Wells handed him one hundred dollars. “Until five-thirty.” Two hours.
“You not here then, I come back tomorrow. Too much coral here. Dangerous in the dark.”
Koh Pu was only thirty miles east of Phuket across the waters of Phang Nga Bay. But reaching it required a hundred-mile drive around the bay followed by a boat ride. After spending days on planes to get to Phuket, most Western tourists had no appetite for more travel. As a result, Koh Pu had no condo complexes or concrete-walled fortresses, and certainly no neon-signed brothels. Lushly forested hills rose into a perfect blue sky. A warm breeze ran off the bay’s emerald waters. For the first time since landing in Thailand, Wells could imagine why backpackers a generation ago had seen these beaches as heaven on earth.

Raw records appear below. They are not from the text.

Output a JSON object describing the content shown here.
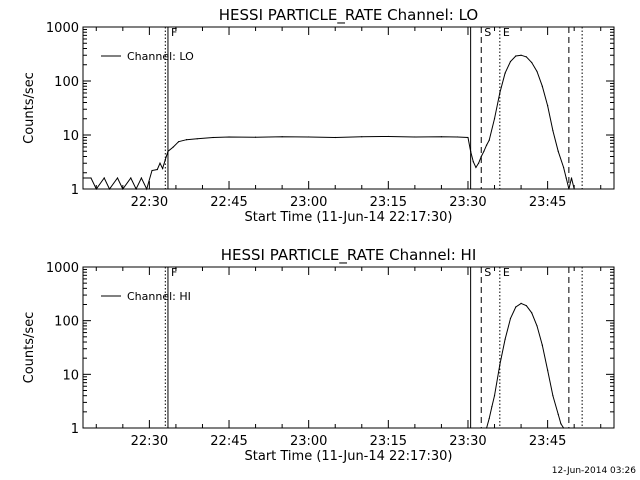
{
  "chart_data": [
    {
      "type": "line",
      "title": "HESSI PARTICLE_RATE Channel: LO",
      "xlabel": "Start Time (11-Jun-14 22:17:30)",
      "ylabel": "Counts/sec",
      "y_scale": "log",
      "ylim": [
        1,
        1000
      ],
      "xlim": [
        "22:17:30",
        "23:57:30"
      ],
      "x_ticks": [
        "22:30",
        "22:45",
        "23:00",
        "23:15",
        "23:30",
        "23:45"
      ],
      "y_ticks": [
        "1",
        "10",
        "100",
        "1000"
      ],
      "legend": {
        "position": "top-left",
        "entries": [
          "Channel: LO"
        ]
      },
      "event_markers": [
        {
          "label": "F",
          "time": "22:33:30",
          "style": "solid"
        },
        {
          "label": "",
          "time": "22:33:00",
          "style": "dotted"
        },
        {
          "label": "",
          "time": "23:30:30",
          "style": "solid"
        },
        {
          "label": "S",
          "time": "23:32:30",
          "style": "dashed"
        },
        {
          "label": "E",
          "time": "23:36:00",
          "style": "dotted"
        },
        {
          "label": "",
          "time": "23:49:00",
          "style": "dashed"
        },
        {
          "label": "",
          "time": "23:51:30",
          "style": "dotted"
        }
      ],
      "series": [
        {
          "name": "Channel: LO",
          "x": [
            "22:17:30",
            "22:19:00",
            "22:20:00",
            "22:21:30",
            "22:22:30",
            "22:24:00",
            "22:25:00",
            "22:26:30",
            "22:27:30",
            "22:28:30",
            "22:29:30",
            "22:30:30",
            "22:31:30",
            "22:32:00",
            "22:32:30",
            "22:33:00",
            "22:33:30",
            "22:34:30",
            "22:35:30",
            "22:37:00",
            "22:39:00",
            "22:42:00",
            "22:45:00",
            "22:50:00",
            "22:55:00",
            "23:00:00",
            "23:05:00",
            "23:10:00",
            "23:15:00",
            "23:20:00",
            "23:25:00",
            "23:28:00",
            "23:30:00",
            "23:30:30",
            "23:31:00",
            "23:31:30",
            "23:32:00",
            "23:32:30",
            "23:33:00",
            "23:33:30",
            "23:34:00",
            "23:35:00",
            "23:36:00",
            "23:37:00",
            "23:38:00",
            "23:39:00",
            "23:40:00",
            "23:41:00",
            "23:42:00",
            "23:43:00",
            "23:44:00",
            "23:45:00",
            "23:46:00",
            "23:47:00",
            "23:48:00",
            "23:48:30",
            "23:49:00",
            "23:49:30",
            "23:50:00"
          ],
          "values": [
            1.6,
            1.6,
            1,
            1.6,
            1,
            1.6,
            1,
            1.6,
            1,
            1.6,
            1,
            2.2,
            2.3,
            3,
            2.4,
            3.5,
            5,
            6,
            7.5,
            8.2,
            8.5,
            9,
            9.2,
            9.1,
            9.3,
            9.2,
            9.0,
            9.3,
            9.4,
            9.2,
            9.3,
            9.2,
            9.0,
            5,
            3.2,
            2.5,
            3,
            4,
            5,
            6.5,
            8,
            20,
            60,
            140,
            230,
            290,
            300,
            280,
            220,
            150,
            80,
            35,
            12,
            5,
            2.5,
            1.6,
            1,
            1.6,
            1
          ]
        }
      ]
    },
    {
      "type": "line",
      "title": "HESSI PARTICLE_RATE Channel: HI",
      "xlabel": "Start Time (11-Jun-14 22:17:30)",
      "ylabel": "Counts/sec",
      "y_scale": "log",
      "ylim": [
        1,
        1000
      ],
      "xlim": [
        "22:17:30",
        "23:57:30"
      ],
      "x_ticks": [
        "22:30",
        "22:45",
        "23:00",
        "23:15",
        "23:30",
        "23:45"
      ],
      "y_ticks": [
        "1",
        "10",
        "100",
        "1000"
      ],
      "legend": {
        "position": "top-left",
        "entries": [
          "Channel: HI"
        ]
      },
      "event_markers": [
        {
          "label": "F",
          "time": "22:33:30",
          "style": "solid"
        },
        {
          "label": "",
          "time": "22:33:00",
          "style": "dotted"
        },
        {
          "label": "",
          "time": "23:30:30",
          "style": "solid"
        },
        {
          "label": "S",
          "time": "23:32:30",
          "style": "dashed"
        },
        {
          "label": "E",
          "time": "23:36:00",
          "style": "dotted"
        },
        {
          "label": "",
          "time": "23:49:00",
          "style": "dashed"
        },
        {
          "label": "",
          "time": "23:51:30",
          "style": "dotted"
        }
      ],
      "series": [
        {
          "name": "Channel: HI",
          "x": [
            "23:33:30",
            "23:34:00",
            "23:34:30",
            "23:35:00",
            "23:36:00",
            "23:37:00",
            "23:38:00",
            "23:39:00",
            "23:40:00",
            "23:41:00",
            "23:42:00",
            "23:43:00",
            "23:44:00",
            "23:45:00",
            "23:46:00",
            "23:47:00",
            "23:47:30",
            "23:48:00"
          ],
          "values": [
            1,
            1.5,
            2.5,
            4,
            15,
            45,
            110,
            180,
            210,
            190,
            140,
            80,
            35,
            12,
            4,
            1.8,
            1.2,
            1
          ]
        }
      ]
    }
  ],
  "timestamp": "12-Jun-2014 03:26"
}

Call someplace paradise, kiss it good-bye . . .
At this moment, a developer was no doubt considering how many hotels he could build here, how much a hydrofoil from Phuket would cost.
Prateep stepped onto the sand. “Beautiful, yes?”
On the trip from Phuket, Prateep had explained that Koh Pu had two small resorts with barely a dozen beds each, along with a handful of villas owned by wealthy Thais from Bangkok and several hundred permanent residents. The island’s isolation was curse as well as blessing. During the rainy season, few tourists came. Residents survived through fishing and rubber farming. Prateep’s family owned the island’s only bar outside the resorts. Prateep had worked there before plunging into Phuket’s lucrative muck.
Fifty meters up, they reached the island’s main road, a single lane of packed dirt. Prateep turned north.
They walked past tin-roofed houses with goat pens and fenced vegetable gardens. After a few hundred meters, Prateep turned east onto a narrow side road that rose up a steep hill. His feet sank into the loose red dirt. With each step he puffed heavily, a truck in low gear. The breeze turned, coming from the north, bringing with it a low sweet scent of a flower Wells didn’t recognize. They passed two tin-roofed homes on garage-sized plots cut from the forest.